Éric Faye; Emily Boyce (translator)
Gallic Books, Jan 13 2015, $12.95
In a Nagasaki suburb, fifty-six years old meteorologist Shimura Kobo enjoys being a solitary man. For instance, instead of occasionally joining his colleagues for drinks after work, the bachelor prefers no deviation from his daily routine, which means go home.
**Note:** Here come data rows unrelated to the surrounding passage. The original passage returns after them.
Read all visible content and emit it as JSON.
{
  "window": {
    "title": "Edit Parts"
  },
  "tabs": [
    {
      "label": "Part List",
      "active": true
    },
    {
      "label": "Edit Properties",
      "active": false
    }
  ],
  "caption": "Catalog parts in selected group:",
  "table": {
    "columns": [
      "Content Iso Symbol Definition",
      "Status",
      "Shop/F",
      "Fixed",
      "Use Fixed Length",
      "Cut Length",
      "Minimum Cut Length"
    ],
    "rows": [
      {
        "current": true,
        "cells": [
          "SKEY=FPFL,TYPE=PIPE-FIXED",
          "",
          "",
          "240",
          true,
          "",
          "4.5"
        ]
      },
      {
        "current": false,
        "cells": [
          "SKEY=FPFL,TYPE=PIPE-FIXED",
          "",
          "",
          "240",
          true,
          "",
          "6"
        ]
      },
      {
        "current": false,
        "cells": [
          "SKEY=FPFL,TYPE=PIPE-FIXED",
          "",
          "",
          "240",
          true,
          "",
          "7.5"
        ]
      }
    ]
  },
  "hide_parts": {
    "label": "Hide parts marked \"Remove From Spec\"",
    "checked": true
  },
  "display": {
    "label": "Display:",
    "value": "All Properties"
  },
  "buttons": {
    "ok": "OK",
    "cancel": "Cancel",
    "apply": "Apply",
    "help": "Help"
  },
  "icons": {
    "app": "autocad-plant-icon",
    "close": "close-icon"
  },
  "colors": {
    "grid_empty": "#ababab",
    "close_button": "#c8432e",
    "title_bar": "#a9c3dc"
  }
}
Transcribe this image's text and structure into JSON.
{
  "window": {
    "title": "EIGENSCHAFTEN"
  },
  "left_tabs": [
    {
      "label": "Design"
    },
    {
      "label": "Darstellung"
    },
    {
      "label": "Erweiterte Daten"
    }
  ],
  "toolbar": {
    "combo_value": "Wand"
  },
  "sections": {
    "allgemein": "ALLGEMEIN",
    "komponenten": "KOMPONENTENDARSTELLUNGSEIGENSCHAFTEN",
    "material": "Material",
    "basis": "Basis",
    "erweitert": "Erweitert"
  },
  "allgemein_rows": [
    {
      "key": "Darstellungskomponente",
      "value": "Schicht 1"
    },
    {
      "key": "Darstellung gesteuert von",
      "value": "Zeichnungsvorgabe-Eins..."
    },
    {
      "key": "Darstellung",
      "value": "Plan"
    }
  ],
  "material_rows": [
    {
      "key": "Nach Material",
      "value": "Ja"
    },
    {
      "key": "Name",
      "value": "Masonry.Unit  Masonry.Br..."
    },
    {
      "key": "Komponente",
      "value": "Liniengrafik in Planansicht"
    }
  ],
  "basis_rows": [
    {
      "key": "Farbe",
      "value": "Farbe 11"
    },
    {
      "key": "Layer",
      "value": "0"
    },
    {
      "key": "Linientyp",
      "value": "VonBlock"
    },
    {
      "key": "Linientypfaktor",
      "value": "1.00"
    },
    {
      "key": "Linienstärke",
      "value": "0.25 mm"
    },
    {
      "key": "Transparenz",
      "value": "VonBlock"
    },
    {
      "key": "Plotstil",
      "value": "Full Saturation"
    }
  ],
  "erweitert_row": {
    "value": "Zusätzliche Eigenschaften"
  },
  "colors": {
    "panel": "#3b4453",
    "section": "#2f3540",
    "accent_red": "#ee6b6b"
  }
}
However, Shimura notices minute deviations to his orderly life, but assumes it is his imagination running wild. One day he feels ill so he comes home early only to find proof that his paranoia is based on reality; someone drank half of his juice while he was at work. Though he loathes to do so, Shimura changes his daily routine; instead of going home he take the tram to Hamanomachi to buy monitoring equipment so he can observe his kitchen from his office computer. After setting up the camera in his kitchen, Shimura struggles to do anything at work but watch the monitor. Seeing tiny differences in what he perceives he left in his kitchen to what he observes on his screen, the meteorologist rationalizes these are in his head until he witnesses the fruit juice thief.
Based on a 2008 event in Japan, this profound psychological novella with no action takes an insightful look at how two middle age people react to living alone. Whereas Shimura thrives on a solo act; the house invader desperately seeks belonging (Maslow’s Hierarchy of Needs third level). Selecting this house eventually makes sense to the audience.